Out comes a terrified, unwilling sacrifice, dragged by two goons decorated in skulls, as he is placed in an S&M-inspired spiked cage. It must be said the casting team did too good a job with this character, with the actor being a little too good for his menial role, as swathes of sweat drench his body and sheer fear fills his face. Such fear is understandable when he is faced with the sacrificial priest, Mola Ram (Amrish Puri), a figure of utter devilish terror, sporting a headdress made of a cow’s skull and a shrunken latex head (George Lucas’ idea). 

With large chalky eyes, unblinking, he removes the heart of the poor sacrificial lamb David Cronenberg-style, with Spielberg utilising some nifty practical effects to show the bodily organ beat outside of his body.

Indeed, the film was so obviously terrifying that the American Board of movie classification awarded it with a brand new rating, giving birth to the PG-13. Having never made a genuine, nasty horror film himself, Temple of Doom barely even felt like a Spielberg movie, being without a familiar heart and soul that often powered his family-friendly affairs. The child-rescuing sub-plot that is explored at the end of the film attempts to repair this, but by this time, the viewers’ own younguns are already hiding under their duvets upstairs, rocking back and forth in panic.
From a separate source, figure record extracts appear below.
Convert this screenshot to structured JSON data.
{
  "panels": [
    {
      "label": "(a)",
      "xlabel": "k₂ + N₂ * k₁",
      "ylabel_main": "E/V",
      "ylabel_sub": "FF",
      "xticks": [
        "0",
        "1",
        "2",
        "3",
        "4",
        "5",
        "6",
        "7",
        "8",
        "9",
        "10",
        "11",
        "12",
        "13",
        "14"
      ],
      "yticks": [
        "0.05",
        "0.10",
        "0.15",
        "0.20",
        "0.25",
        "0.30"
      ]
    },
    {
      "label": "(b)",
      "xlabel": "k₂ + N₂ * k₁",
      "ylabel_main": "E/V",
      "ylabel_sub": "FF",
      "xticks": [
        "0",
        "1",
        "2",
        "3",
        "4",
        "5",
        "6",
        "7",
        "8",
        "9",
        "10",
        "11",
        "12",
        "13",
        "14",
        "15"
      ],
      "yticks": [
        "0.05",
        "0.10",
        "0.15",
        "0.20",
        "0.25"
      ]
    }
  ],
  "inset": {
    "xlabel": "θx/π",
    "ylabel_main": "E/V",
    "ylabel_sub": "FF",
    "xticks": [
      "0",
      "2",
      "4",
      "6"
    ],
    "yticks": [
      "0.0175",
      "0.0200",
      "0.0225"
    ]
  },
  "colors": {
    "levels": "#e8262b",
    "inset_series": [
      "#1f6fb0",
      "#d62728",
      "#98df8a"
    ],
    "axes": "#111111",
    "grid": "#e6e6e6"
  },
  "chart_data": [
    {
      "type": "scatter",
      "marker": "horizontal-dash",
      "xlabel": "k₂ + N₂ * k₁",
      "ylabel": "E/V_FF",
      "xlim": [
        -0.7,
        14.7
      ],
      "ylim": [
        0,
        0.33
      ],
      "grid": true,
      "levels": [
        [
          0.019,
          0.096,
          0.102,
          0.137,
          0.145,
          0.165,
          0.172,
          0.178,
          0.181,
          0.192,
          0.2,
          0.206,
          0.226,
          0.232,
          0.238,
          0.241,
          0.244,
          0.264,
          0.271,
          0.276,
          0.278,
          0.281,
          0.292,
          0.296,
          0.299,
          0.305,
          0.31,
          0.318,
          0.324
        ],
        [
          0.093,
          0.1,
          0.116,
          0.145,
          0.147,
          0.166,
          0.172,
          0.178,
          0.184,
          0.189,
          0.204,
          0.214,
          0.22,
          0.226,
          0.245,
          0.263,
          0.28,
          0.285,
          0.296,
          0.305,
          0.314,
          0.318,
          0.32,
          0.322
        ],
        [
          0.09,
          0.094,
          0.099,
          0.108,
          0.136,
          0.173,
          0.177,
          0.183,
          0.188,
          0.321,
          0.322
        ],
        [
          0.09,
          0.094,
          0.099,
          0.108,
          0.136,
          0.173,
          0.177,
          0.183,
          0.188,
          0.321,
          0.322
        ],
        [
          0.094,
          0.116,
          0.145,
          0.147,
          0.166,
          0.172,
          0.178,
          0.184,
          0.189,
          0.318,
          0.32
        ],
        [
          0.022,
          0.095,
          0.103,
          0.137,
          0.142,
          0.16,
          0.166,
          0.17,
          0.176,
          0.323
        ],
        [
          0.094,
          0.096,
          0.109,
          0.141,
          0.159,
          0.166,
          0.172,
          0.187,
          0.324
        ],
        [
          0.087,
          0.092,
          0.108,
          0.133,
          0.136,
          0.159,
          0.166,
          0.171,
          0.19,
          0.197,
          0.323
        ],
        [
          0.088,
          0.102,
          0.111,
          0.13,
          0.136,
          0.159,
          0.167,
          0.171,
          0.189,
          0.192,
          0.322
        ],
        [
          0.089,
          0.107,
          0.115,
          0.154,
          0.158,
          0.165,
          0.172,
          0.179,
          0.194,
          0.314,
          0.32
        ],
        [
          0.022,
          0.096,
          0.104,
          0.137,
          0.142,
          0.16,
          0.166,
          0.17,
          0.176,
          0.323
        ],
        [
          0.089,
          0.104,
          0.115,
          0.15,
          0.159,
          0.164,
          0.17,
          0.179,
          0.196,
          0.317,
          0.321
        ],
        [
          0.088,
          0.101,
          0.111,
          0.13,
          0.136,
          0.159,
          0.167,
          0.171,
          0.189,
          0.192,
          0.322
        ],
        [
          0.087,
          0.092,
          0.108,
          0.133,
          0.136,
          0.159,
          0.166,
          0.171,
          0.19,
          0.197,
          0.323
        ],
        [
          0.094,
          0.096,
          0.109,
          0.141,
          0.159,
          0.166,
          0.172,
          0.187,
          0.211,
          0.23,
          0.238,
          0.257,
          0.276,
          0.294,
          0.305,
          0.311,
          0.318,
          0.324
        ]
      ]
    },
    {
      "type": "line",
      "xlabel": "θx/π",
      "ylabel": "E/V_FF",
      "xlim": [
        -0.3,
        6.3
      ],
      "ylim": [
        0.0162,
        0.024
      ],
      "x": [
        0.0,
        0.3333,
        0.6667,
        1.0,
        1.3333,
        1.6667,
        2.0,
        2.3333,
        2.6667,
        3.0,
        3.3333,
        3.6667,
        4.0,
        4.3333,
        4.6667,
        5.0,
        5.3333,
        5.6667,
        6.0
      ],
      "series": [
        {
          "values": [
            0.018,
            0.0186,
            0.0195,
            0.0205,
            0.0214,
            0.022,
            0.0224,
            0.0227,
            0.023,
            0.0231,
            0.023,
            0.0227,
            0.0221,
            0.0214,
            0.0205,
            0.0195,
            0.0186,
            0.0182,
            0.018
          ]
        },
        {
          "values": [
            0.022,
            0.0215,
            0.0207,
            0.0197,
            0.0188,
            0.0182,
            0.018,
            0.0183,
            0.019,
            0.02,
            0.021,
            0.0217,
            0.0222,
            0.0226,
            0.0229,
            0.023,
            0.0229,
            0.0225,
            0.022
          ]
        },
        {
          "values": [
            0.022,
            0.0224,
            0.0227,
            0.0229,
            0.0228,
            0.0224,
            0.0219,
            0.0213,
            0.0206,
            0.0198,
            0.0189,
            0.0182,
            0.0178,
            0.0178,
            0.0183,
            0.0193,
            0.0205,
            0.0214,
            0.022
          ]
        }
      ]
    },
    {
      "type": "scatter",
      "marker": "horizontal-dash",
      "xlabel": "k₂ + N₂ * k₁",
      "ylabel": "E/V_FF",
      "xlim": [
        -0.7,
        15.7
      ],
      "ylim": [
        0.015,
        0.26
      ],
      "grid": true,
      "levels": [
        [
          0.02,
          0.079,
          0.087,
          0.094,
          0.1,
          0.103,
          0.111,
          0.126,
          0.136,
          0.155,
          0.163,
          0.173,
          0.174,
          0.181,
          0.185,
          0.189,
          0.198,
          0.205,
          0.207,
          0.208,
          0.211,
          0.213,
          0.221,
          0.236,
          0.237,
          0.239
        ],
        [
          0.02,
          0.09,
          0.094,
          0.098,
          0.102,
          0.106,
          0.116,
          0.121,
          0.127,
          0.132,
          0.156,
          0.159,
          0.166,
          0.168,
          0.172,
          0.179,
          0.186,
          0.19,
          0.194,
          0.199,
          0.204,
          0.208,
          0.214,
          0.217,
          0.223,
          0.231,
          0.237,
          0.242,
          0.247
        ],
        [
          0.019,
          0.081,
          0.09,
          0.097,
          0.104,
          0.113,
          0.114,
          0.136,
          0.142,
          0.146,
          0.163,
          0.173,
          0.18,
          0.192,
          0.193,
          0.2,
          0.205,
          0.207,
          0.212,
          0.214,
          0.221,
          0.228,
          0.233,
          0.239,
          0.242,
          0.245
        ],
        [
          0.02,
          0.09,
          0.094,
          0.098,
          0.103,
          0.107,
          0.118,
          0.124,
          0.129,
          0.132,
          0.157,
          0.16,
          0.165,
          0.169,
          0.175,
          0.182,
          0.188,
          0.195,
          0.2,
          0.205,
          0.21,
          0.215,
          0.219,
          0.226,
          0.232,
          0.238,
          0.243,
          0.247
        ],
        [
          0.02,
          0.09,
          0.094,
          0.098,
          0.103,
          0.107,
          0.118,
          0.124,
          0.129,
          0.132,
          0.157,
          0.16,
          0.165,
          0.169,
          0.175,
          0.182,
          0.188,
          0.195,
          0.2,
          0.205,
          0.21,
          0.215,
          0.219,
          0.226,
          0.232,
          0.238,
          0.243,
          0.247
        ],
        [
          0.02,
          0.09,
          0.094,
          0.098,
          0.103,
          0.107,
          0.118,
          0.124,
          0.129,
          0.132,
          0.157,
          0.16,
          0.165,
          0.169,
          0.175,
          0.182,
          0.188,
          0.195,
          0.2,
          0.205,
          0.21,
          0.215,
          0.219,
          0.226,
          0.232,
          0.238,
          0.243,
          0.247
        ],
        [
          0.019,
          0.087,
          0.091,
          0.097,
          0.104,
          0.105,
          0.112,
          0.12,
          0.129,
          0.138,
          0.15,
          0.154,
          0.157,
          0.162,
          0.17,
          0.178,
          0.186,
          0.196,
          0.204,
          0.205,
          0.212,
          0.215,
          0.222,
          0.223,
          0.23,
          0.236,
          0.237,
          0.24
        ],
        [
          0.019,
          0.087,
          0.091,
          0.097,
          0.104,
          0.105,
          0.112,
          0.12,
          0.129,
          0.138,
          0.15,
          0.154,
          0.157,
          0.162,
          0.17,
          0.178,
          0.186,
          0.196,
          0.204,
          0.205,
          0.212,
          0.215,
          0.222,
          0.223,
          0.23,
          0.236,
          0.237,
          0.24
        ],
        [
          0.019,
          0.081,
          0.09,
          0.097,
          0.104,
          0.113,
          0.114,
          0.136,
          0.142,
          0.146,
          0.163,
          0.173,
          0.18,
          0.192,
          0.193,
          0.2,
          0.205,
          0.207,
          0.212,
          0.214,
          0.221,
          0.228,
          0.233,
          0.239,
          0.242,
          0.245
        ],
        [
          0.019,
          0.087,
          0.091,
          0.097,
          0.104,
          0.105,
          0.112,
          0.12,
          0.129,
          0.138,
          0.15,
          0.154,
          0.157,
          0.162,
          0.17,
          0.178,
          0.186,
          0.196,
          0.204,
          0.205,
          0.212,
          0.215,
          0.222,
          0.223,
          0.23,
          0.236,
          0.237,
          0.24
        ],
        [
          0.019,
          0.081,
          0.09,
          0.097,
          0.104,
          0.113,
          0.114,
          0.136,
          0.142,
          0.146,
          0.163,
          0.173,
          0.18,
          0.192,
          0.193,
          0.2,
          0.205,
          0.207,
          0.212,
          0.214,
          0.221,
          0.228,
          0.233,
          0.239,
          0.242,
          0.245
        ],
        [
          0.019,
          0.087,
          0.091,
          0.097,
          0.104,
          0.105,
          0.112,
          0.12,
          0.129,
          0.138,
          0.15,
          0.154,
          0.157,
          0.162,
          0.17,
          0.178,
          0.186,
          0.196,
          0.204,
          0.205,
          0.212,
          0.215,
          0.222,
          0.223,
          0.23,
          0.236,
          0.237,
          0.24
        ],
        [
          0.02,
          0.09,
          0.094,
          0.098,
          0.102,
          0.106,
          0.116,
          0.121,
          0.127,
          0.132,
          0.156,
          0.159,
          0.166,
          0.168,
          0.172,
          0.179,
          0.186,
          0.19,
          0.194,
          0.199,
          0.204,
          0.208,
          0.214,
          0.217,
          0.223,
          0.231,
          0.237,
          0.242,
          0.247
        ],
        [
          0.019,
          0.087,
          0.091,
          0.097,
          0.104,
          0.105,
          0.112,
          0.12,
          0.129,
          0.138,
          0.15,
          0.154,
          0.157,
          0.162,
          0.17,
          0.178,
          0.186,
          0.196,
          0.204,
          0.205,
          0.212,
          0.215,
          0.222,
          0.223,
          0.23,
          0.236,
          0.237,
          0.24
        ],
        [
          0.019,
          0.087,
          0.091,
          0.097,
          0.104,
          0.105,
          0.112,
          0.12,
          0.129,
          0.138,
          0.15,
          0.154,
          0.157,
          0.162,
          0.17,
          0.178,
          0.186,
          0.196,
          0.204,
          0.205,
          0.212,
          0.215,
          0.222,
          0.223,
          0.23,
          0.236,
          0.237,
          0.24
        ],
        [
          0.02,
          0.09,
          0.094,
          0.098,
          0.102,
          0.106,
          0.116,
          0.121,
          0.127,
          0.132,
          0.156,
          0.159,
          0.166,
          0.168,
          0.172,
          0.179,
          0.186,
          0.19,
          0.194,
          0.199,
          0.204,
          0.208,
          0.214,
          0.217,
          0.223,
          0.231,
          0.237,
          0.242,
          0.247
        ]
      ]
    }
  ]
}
As the director’s first sequel, it seems that in the filmmaker’s attempts to up the ante, he merely missed the mark, creating an unsuitable family film and an excellent horror flick. 

Spielberg even admits that the film wasn’t his most refined piece of cinema, admitting the sequel was too dark in a recent interview with Sun Sentinel. “I wasn’t happy with Temple of Doom at all,” the filmmaker stated, adding, “It was too dark, too subterranean, and much too horrific. I thought it out-poltered Poltergeist. There’s not an ounce of my own personal feeling in Temple of Doom. The danger in making a sequel is that you can never satisfy everyone”.

Parents, be warned, Temple of Doom isn’t a family film and never will be. Exposing your child to such a title may lead to years of nightmares and an adulthood phobia of sacrificial congregations.